High cost to North West of the Business Rates postponement

Following on from my article earlier this week on how London businesses and retailers are going to be stung when the 2017 business rates revalution kicks in, it's interesting to see a new report out this week that estimates what the cost was to our region due to the postponement.

According to new research the Government's two-year deferment of the business rates revaluation has cost North West businesses hundreds of millions in much-needed capital as it slowly recovered from the 2008 economic crisis.

The review published in the Manchester Evening News calculated what the 2015 revaluation would have looked like if it had taken place when it was originally due on April 1 and compares this to what businesses will instead have to pay over the course of the deferment. Without the revaluation, the total of Rateable Values in the region would have fallen from £6.68bn to £5.27bn – a fall of 21 per cent.

The impact on North West ratepayers would have been an estimated easing of regional business rates of approximately £682m. The report also said that in the same period London businesses will actually benefit by more than £1.5bn but will be hit hard – a fact I clarified in my last article – when the deferred revaluation is implemented in 2017.
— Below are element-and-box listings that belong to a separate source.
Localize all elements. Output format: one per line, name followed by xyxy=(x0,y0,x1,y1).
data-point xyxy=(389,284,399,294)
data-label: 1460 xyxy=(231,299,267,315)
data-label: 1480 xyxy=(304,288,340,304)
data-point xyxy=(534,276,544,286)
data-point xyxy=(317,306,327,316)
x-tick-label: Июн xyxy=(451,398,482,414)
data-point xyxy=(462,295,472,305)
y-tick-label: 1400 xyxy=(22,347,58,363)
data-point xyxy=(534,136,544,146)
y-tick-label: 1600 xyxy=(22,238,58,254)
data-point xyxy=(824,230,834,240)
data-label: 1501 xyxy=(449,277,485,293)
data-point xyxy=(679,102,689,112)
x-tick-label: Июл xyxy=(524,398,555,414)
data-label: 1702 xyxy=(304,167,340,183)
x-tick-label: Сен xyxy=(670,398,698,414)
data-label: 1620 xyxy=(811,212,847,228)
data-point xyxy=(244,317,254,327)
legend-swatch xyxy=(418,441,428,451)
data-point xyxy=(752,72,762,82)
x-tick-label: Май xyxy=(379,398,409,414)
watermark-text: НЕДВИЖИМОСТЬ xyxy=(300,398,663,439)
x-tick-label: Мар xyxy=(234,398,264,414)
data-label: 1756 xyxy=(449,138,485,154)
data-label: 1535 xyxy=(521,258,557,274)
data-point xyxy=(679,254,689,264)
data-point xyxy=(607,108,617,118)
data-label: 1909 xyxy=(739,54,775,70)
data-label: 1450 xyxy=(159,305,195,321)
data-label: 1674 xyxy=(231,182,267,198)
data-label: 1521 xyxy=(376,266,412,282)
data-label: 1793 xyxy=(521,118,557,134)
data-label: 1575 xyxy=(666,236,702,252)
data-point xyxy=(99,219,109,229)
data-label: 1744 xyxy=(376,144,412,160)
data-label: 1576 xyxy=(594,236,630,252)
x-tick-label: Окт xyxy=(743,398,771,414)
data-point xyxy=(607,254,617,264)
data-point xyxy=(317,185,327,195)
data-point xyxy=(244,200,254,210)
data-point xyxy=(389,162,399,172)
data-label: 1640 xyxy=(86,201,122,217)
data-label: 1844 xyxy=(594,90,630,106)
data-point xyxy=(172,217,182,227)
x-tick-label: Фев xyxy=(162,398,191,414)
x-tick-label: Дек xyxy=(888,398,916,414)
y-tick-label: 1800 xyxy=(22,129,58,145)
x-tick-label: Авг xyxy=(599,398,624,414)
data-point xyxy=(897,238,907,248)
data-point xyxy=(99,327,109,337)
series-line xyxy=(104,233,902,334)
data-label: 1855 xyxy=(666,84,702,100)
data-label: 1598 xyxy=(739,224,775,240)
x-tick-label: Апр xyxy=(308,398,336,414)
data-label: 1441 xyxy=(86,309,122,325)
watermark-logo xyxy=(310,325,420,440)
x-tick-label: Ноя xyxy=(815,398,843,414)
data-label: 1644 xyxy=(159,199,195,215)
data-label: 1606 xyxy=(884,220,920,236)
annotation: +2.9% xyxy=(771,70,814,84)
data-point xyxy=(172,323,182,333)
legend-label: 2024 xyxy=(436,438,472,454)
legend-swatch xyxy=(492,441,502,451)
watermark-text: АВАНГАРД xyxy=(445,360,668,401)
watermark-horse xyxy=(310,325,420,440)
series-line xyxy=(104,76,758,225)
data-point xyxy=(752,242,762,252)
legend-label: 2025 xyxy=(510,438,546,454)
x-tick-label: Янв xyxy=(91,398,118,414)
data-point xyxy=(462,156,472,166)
This is a very old drum which I have been banging for many years now but it has taken a General Election and promised Business Rates review to get the issue to the top of the political agenda. Current rating liabilities are valued against the backdrop of the market in April 2008, just before the onset of the economic downturn, and even now some regions have yet to return to pre-2008 levels and workable liquidity. Greater Manchester and surrounding areas have seen some level of recovery and it is great to see life return to the property market but there are still many hard hit smaller northern towns that are struggling and don't have the political profile or geographical position to be able to claw their way back quite so quickly.

There is a very unhealthy disconnect at the moment between business rates and business reality across the country and we're not going to see that remedied for another two years – and that is assuming the new tenants at No 10 and No 11 Downing Street don't come up with another bright idea to give businesses more "certainty" over their business rates. The only certainty it gave north west businesses was higher rates bills for a further two years.